Wednesday, August 01, 2012

Paavo Järvi et Hans Rott le génie fauché


Resmusica.com
Pierre-Jean Tribot
Le 19 juillet 2012

Hans Rott (1858-1884) : Symphonie n°1 en mi majeur ; Suite pour orchestre (premier enregistrement mondial). Frankfurt Radio Symphony Orchestra, direction : Paavo Järvi. 1 CD RCA. Référence : 886919631920. Enregistré en 2010. Notice de présentation en : allemand et anglais. Durée : 59’38.

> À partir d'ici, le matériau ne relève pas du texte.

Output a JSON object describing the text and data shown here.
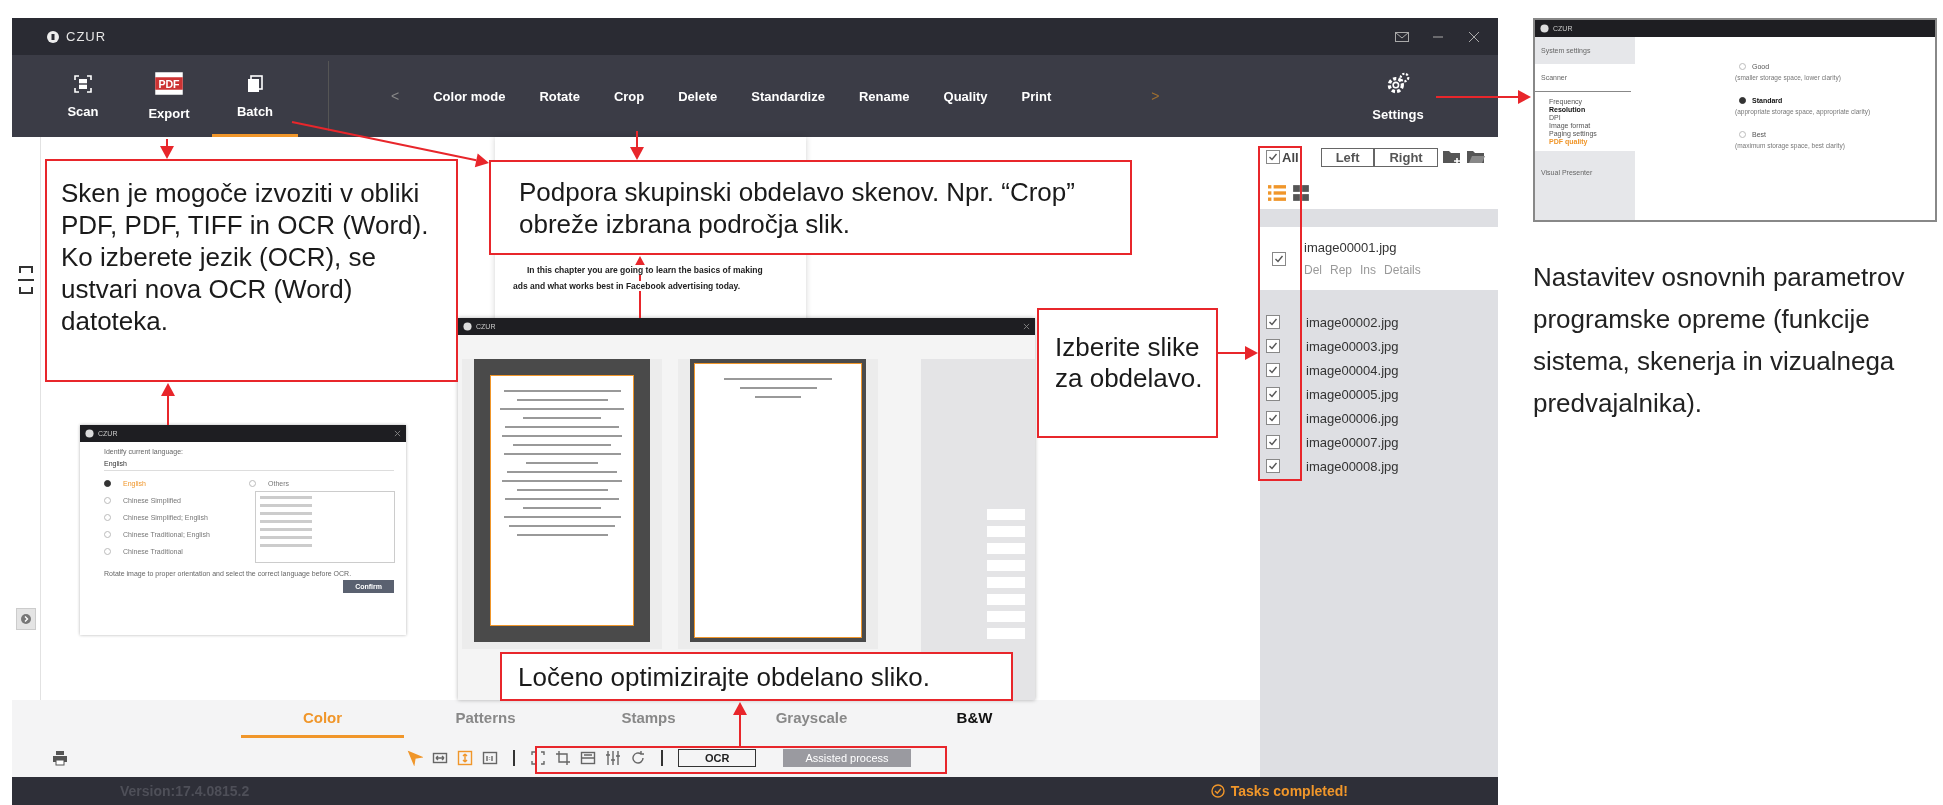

Peu à peu, les œuvres de Hans Rott sortent du purgatoire de l’oubli. Fauché à 26 ans dans le fond miteux et moisi d’un asile psychiatrique, le génial jeune homme laisse une poignée d’œuvres très personnelles et marquées du sceau du génie. Admiré par Mahler et encouragé par Bruckner, Rott s’était heurté au mur du refus. Même Brahms, de sa haute stature avait balayé, d’un sévère revers de la main, son unique Symphonie, renvoyant cet auteur incompris à ses études. La santé mentale du musicien ne se releva jamais de cette série d’échecs.

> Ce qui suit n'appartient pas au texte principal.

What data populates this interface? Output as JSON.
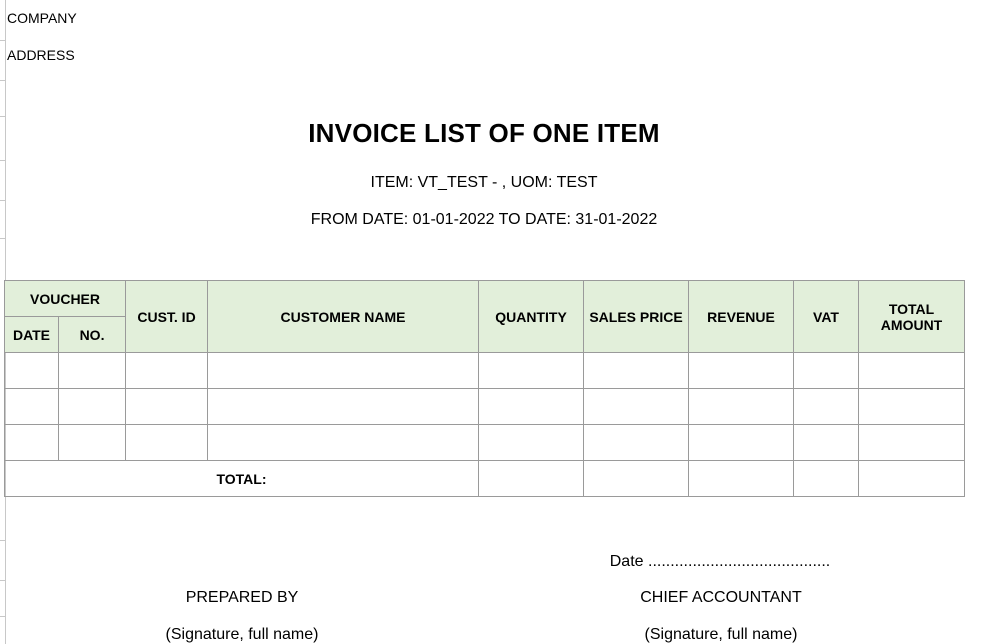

Redécouverte à la fin des années 1980, dans les collections de la bibliothèque nationale autrichienne, cette Symphonie connaît ici son cinquième enregistrement et de loin le meilleur. Bien que composée lors de ses années d’études, la symphonie témoigne certes de l’influence de Wagner et de Bruckner, mais elle montre aussi un sens naturel du brio orchestral et ses alliages instrumentaux. La difficulté réside pour le chef à trouver une voie juste entre le sens de la mobilité des thèmes et la gestion d’une masse orchestrale très impressionnante qui ne demande qu’à sonner. Dennis Russel Davies et l’orchestre de la radio de Vienne étaient tombés dans ce piège (CPO) d’une lecture bruyante. Le charisme percussif de Paavo Järvi emporte cette partition dans un tourbillon brillant et maîtrisé. Le chef estonien impacte plus l’orchestration qu’il ne cherche à souligner l’ampleur des tuttis. Sa direction se fait altière et bondissante mais n’écrase pas les dynamiques restituées avec un respect des gradations. C’est stylistiquement parfait et l’orchestre de la radio de Francfort sonne avec l’éclat et les couleurs requises. Aucun des autres interprètes de cette partition : Weigle-Arte Nova, Segerstam-Bis, Samuel-Hyperion ne peut rivaliser avec l’intelligence artistique de Paavo Järvi, ni avec la plastique séduisante de son orchestre.

En complément, Paavo Järvi et ses forces de la Hesse enregistrent, en première mondiale, la belle Suite pour orchestre.

Ce disque est sans contestation la meilleure porte d’entrée à cet univers.